All four members of Maine’s congressional delegation on Wednesday sent letters raising concerns and seeking clarity from the U.S. Department of Veterans Affairs about the veterans who served on Enewetak Atoll between 1977 and early 1980.

The men deployed there — including some from Maine — were tasked with cleaning up the atoll, which had been the site of more than 40 nuclear tests, before it could be returned to the people of the Marshall Islands. Many of them are now connecting the cancers and other illnesses they and their army buddies are suffering with their stint cleaning up radioactive material from the atoll.

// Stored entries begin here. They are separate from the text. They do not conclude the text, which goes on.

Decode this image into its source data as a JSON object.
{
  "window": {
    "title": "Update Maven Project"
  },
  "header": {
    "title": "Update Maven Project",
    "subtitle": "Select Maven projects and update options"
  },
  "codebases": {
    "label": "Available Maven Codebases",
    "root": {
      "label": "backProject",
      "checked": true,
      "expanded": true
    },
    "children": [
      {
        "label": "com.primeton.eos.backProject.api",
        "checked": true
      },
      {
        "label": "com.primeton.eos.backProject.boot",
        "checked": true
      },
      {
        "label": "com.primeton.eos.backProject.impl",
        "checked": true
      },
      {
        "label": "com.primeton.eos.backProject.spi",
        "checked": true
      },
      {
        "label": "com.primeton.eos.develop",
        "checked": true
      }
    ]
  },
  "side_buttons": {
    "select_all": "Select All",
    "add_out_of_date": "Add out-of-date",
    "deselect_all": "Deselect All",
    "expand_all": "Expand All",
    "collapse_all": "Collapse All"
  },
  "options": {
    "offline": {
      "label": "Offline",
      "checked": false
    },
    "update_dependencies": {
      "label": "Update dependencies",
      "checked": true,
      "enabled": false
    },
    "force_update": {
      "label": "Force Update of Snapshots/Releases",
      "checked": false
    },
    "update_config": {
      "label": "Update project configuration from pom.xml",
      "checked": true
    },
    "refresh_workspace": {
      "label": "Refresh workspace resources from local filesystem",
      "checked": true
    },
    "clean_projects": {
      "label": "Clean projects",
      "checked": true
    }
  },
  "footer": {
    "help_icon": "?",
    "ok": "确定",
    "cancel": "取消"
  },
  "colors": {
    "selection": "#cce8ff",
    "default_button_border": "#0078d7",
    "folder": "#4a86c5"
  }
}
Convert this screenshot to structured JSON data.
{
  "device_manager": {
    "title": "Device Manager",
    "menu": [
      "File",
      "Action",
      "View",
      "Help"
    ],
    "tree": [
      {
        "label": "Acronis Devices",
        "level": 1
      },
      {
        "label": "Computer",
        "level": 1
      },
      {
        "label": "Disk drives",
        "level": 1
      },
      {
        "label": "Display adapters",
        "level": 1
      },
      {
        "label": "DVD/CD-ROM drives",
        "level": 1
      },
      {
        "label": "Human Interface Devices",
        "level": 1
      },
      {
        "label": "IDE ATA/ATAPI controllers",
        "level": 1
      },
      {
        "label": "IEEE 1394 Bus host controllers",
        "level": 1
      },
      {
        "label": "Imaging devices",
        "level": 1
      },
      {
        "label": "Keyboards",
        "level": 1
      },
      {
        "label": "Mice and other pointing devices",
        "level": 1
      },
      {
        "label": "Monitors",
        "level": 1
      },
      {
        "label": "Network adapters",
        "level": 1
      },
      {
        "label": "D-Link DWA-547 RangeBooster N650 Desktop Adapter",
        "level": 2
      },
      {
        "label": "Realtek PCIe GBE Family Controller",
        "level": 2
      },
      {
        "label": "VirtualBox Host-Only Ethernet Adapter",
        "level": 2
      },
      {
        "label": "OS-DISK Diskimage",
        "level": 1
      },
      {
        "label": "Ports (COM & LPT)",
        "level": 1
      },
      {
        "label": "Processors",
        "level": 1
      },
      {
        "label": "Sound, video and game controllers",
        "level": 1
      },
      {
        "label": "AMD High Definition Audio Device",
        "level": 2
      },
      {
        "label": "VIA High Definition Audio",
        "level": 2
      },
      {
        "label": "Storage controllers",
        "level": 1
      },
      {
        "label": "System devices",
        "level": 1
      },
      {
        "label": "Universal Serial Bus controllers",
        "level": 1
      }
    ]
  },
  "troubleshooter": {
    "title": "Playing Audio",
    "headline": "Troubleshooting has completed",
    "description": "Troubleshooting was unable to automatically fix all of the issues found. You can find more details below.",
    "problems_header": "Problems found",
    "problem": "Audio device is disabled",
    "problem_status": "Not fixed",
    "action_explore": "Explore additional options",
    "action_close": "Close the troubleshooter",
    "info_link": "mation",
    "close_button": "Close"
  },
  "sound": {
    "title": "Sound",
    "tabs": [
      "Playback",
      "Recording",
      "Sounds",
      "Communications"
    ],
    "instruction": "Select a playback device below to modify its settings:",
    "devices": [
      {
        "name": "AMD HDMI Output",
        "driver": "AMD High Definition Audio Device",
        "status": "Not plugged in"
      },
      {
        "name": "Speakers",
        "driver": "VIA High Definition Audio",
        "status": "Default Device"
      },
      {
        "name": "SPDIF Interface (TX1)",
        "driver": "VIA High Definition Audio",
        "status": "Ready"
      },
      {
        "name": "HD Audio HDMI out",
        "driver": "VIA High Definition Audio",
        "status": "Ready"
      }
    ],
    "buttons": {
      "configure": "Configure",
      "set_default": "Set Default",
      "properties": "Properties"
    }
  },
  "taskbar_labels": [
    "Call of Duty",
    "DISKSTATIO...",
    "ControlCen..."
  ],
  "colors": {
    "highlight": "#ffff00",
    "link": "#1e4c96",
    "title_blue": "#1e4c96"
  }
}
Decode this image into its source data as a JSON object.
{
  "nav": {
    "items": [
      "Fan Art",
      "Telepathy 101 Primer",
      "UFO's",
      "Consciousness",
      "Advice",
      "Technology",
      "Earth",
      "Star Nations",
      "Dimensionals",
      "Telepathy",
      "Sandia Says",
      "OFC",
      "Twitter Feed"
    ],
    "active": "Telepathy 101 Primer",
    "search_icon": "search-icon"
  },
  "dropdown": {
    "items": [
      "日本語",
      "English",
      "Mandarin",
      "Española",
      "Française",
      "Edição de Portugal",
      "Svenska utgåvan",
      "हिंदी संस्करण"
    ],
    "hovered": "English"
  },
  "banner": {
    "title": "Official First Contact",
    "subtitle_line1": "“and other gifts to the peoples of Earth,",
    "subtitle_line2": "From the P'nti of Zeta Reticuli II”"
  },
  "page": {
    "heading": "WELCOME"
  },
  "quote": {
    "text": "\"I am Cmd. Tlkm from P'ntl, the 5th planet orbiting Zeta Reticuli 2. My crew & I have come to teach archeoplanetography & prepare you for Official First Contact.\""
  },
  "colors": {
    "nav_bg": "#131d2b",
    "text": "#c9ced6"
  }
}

“We believe the Department of Veterans Affairs should take a closer look at this issue to determine if the veterans’ exposure to radioactive material during this timeframe in the Enewetak Atoll has, in fact, made them more susceptible to certain diseases, including certain cancers that some of these veterans have and continue to suffer from,” U.S. Reps. Chellie Pingree and Bruce Poliquin said in a joint letter to Robert McDonald, the secretary of the department.

U.S. Sens. Susan Collins and Angus King wrote to Allison A. Hickey, the under secretary for benefits at the VA, asking her for additional information about the cleanup mission. Their questions included:

— How many Enewetak Atoll veterans have sought a service-connected disability for cancers known to be associated with exposure to radiation?

— To what extent was radiation exposure measured and if unsafe levels of radiation were ever detected in those measurements?

— Were safety precautions taken to protect service members from exposure to radiation throughout the cleanup process?

Jeffery Dean of Belfast served on Enewetak Atoll and is helping to lead the charge to have the veterans who were there designated as “Atomic Veterans.” This status allows veterans who have developed one of several specific cancers or nonmalignant conditions to be eligible for compensation or free medical care through the VA. They do not have to prove their cancers were caused by radiation.

The VA recently responded to a Bangor Daily News query asking why the Enewetak Atoll veterans have not been granted this designation.

“The data accumulated over the three years of the project do not indicate any area or instance of concern over radiological safety. All doses, internal and external were minimal,” VA spokeswoman Ndidi Mojay said in an email.

Dean said Wednesday that the letters from Maine’s congressional delegation members to the VA are a good sign.

“It’s really starting to pick up speed. People are being forced to talk about it and face the issue,” he said. “I hope this just picks up the pace. These [veterans] don’t have another 10, 20 years to wait. They need help now.”